Metadata for All!
I attended “NYC Open Data’s Metadata for All Initiative: Project Presentation” hosted by the Metropolitan Library Council on September 25th for my event review for INFO 601-04. This event presented the Metadata for All Initiative’s results after six months of working with New York City Open Data. The Sloan Foundation sponsored the project, which was completed in partnership with the Mayor’s Fund to Advance New York City, METRO, Mayor’s Office of Data Analytics, NYC Open Data Team, Pratt Institute, Brooklyn Public Library, Queens Public Library, New York Public Library and Tiny Panther Consulting.
The initiative aimed to help make New York City’s Open Data, which includes more than 2,100 datasets, more accessible to general users through the improvement of metadata standards. Tiny Panther Consulting, a team of data librarians founded by Julia Marden, was brought on board to do a pilot study on how to make the top 100 used datasets more user-friendly. They studied this through discussions with relevant governmental departments, workshops in all five boroughs and the creation of templates for certain metadata documents.
Metadata Improvements
In order to best assess the current metadata quality, Tiny Panther created a dataset documentation checklist. (This was provided as a handout for the audience.) The checklist contained a rubric that verified the overall usability, user guide, and data dictionary. The goal was to determine if a user would be able to understand what was in the dataset, and maybe more importantly was is not in it.
The data dictionaries function like a Rosetta Stones for the dataset and are required for users to understand what is actually in each dataset – for example what all of the rows and columns mean. However currently only 90% of the datasets had a dictionary, and there wasn’t a standard template for them, so they are of varying quality.

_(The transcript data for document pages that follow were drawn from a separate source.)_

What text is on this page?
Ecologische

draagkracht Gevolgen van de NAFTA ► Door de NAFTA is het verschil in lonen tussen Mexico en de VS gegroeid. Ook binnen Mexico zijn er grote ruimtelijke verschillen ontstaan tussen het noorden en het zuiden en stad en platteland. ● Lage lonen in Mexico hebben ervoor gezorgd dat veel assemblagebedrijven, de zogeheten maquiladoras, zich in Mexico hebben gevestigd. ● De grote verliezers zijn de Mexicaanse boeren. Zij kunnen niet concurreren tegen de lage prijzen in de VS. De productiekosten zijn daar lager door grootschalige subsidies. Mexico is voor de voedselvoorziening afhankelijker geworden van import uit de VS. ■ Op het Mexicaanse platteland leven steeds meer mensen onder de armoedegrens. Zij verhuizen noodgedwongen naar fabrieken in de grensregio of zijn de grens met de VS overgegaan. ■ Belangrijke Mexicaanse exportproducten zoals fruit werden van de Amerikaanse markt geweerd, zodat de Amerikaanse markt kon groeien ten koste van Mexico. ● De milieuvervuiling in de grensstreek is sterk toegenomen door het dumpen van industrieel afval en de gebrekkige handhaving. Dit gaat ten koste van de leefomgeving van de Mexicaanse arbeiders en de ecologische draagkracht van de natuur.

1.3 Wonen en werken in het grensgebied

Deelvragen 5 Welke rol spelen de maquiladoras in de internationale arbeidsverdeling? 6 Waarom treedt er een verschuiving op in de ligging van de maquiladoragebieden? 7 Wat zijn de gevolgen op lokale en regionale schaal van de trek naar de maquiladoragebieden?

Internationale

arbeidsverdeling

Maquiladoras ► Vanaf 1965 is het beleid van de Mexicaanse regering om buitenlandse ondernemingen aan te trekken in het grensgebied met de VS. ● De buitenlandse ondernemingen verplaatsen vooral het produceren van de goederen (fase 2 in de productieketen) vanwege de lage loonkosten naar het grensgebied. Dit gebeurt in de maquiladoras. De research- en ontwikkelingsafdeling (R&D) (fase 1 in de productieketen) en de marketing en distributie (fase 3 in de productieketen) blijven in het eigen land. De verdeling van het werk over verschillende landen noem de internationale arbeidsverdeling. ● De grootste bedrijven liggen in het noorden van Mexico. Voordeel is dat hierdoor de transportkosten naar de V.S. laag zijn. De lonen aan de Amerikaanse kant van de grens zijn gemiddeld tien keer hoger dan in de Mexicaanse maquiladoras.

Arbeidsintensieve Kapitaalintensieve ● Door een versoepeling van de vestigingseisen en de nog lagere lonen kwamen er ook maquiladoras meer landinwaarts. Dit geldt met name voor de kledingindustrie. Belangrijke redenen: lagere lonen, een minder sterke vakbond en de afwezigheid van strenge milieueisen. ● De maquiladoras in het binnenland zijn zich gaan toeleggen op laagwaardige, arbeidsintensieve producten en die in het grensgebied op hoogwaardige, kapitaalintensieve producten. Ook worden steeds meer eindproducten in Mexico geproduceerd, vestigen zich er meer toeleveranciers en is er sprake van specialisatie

In addition to improving the data dictionaries Tiny Panther recommended the creation of user guides tailored to each dataset. These guides would provide a context for the data, let you know when it was last modified, clarify what which data was raw or added by the city, in addition to many other factors. Tiny Panther found that many of the documents associated with datasets used inside lingo that would not be comprehensible to user who were not employed within the departments that created the dataset. The three proposed user guides were provided as handouts as well.
Audience
The most successful aspect of this event wasn’t directly about the initiative. What made this event most noteworthy was its audience. The event was not directed towards librarians and information professionals, who probably already buy into the idea of accessible metadata. About half of the audience was comprised of government workers. (This is based on a show of hands conducted early in the presentation.) These are the professionals who create and maintain the datasets, and did not necessarily have a background in information studies. It was very impactful to hear their points of view. A few members of the panel were representatives of departments Tiny Panther worked with, and discussed their impressions of the challenges around the project. The audience was given an opportunity to ask questions about the project as well.
The only way the metadata standards can be maintained across all of the datasets is if they understand why it is important. They are the ones that will be doing this extra work, on top of everything else they are responsible for. It is not as if each department has a data librarian whose sole role is to maintain their open data. Although there is probably enough work to do that it could be a full-time job! I think the presentation was accessible to them, and hopefully demonstrated the power and utility of comprehensive metadata.
Conclusion
I will be keeping tabs on NYC Open Data, checking what the metadata looks like, as well as the actual data, over the next few ‘data dumps’ to see how their metadata evolves. Open data is a very exciting tool for civic engagement, but only if users can understand what the data are actually telling them.